Trump’s decision to step into the Syrian morass may also benefit China in other ways. “The Chinese just don't have a dog in the fight about Syria and they have no objections at all to see Trump preoccupied by Russia, at least for now,” said Jonathan Pollack, a leading China and Korea expert at the Brookings Institution.

If the Syria attack had an impact on North Korea, it was not evident in the accounts of the discussions between Xi and Trump on this issue. American officials have repeatedly in recent weeks tried to raise the possibility of the use of force against North Korea should diplomacy, and pressure through economic sanctions, fail to yield results.

The stated goal was to get China to squeeze Pyongyang, even to the point of cutting the cross border trade that keeps the isolated country alive. But in Tillerson’s readout of the talks after their conclusion, there was little change in the longstanding positions of both countries. Trump told Xi that “we would be happy to work with them, but we understand it creates unique problems for them,” Tillerson recounted. “We are prepared to chart our own course if this is something China is just unable to coordinate with us.”

It is notable that the Chinese official media accounts of the Mar-A-Lago summit contained no mention of North Korea, indicating the lack of any progress toward an agreed approach. Reports of options discussions on North Korea in the White House that include armed attacks on North Korea may feed the idea that the Syria attack is a signal of the Trump administration’s readiness to use force there as well. A nuclear-capable North Korea is a different animal, however, than the conventionally equipped Syria, wracked by civil war.

“I imagine the North Koreans will be assessing carefully the meaning of the attack on Syria for U.S. calibration of its policy toward them,” the former senior State Department official said. “The Chinese will be attuned to that as well, and perhaps not overly distraught if the North Koreans are discomfited and put a bit on the defensive.”

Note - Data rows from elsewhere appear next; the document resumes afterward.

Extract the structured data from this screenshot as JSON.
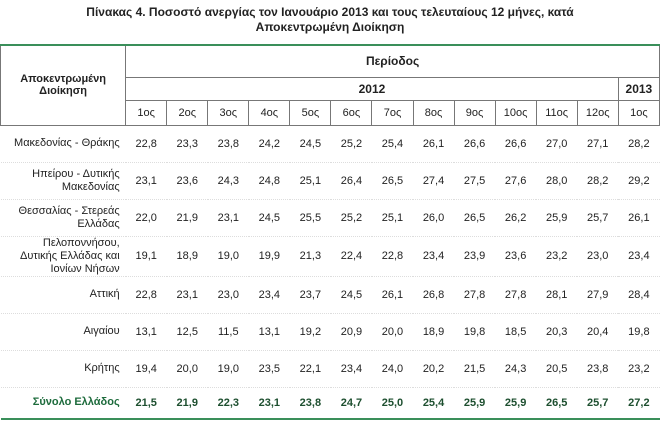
{
  "title": "Πίνακας 4. Ποσοστό ανεργίας τον Ιανουάριο 2013 και τους τελευταίους 12 μήνες, κατά Αποκεντρωμένη Διοίκηση",
  "table": {
    "region_header": "Αποκεντρωμένη Διοίκηση",
    "period_header": "Περίοδος",
    "years": [
      "2012",
      "2013"
    ],
    "months": [
      "1ος",
      "2ος",
      "3ος",
      "4ος",
      "5ος",
      "6ος",
      "7ος",
      "8ος",
      "9ος",
      "10ος",
      "11ος",
      "12ος",
      "1ος"
    ],
    "rows": [
      {
        "region": "Μακεδονίας - Θράκης",
        "values": [
          "22,8",
          "23,3",
          "23,8",
          "24,2",
          "24,5",
          "25,2",
          "25,4",
          "26,1",
          "26,6",
          "26,6",
          "27,0",
          "27,1",
          "28,2"
        ]
      },
      {
        "region": "Ηπείρου - Δυτικής Μακεδονίας",
        "values": [
          "23,1",
          "23,6",
          "24,3",
          "24,8",
          "25,1",
          "26,4",
          "26,5",
          "27,4",
          "27,5",
          "27,6",
          "28,0",
          "28,2",
          "29,2"
        ]
      },
      {
        "region": "Θεσσαλίας - Στερεάς Ελλάδας",
        "values": [
          "22,0",
          "21,9",
          "23,1",
          "24,5",
          "25,5",
          "25,2",
          "25,1",
          "26,0",
          "26,5",
          "26,2",
          "25,9",
          "25,7",
          "26,1"
        ]
      },
      {
        "region": "Πελοποννήσου, Δυτικής Ελλάδας και Ιονίων Νήσων",
        "values": [
          "19,1",
          "18,9",
          "19,0",
          "19,9",
          "21,3",
          "22,4",
          "22,8",
          "23,4",
          "23,9",
          "23,6",
          "23,2",
          "23,0",
          "23,4"
        ]
      },
      {
        "region": "Αττική",
        "values": [
          "22,8",
          "23,1",
          "23,0",
          "23,4",
          "23,7",
          "24,5",
          "26,1",
          "26,8",
          "27,8",
          "27,8",
          "28,1",
          "27,9",
          "28,4"
        ]
      },
      {
        "region": "Αιγαίου",
        "values": [
          "13,1",
          "12,5",
          "11,5",
          "13,1",
          "19,2",
          "20,9",
          "20,0",
          "18,9",
          "19,8",
          "18,5",
          "20,3",
          "20,4",
          "19,8"
        ]
      },
      {
        "region": "Κρήτης",
        "values": [
          "19,4",
          "20,0",
          "19,0",
          "23,5",
          "22,1",
          "23,4",
          "24,0",
          "20,2",
          "21,5",
          "24,3",
          "20,5",
          "23,8",
          "23,2"
        ]
      }
    ],
    "total": {
      "region": "Σύνολο Ελλάδος",
      "values": [
        "21,5",
        "21,9",
        "22,3",
        "23,1",
        "23,8",
        "24,7",
        "25,0",
        "25,4",
        "25,9",
        "25,9",
        "26,5",
        "25,7",
        "27,2"
      ]
    }
  }
}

Undoubtedly, the Chinese leadership will be watching the direction of the Trump administration in the coming days with even sharper focus after their first encounter with the man who now occupies power in Washington. But if the Syria attack raises new dangers, it managed to sweep away talk of trade war, for now. For the Chinese that may be far more important.

Chinese relief may only be temporary. As Donald Trump tweeted at the conclusion of the Mar-A-Lago summit:
“Tremendous goodwill and friendship was formed, but only time will tell on trade.”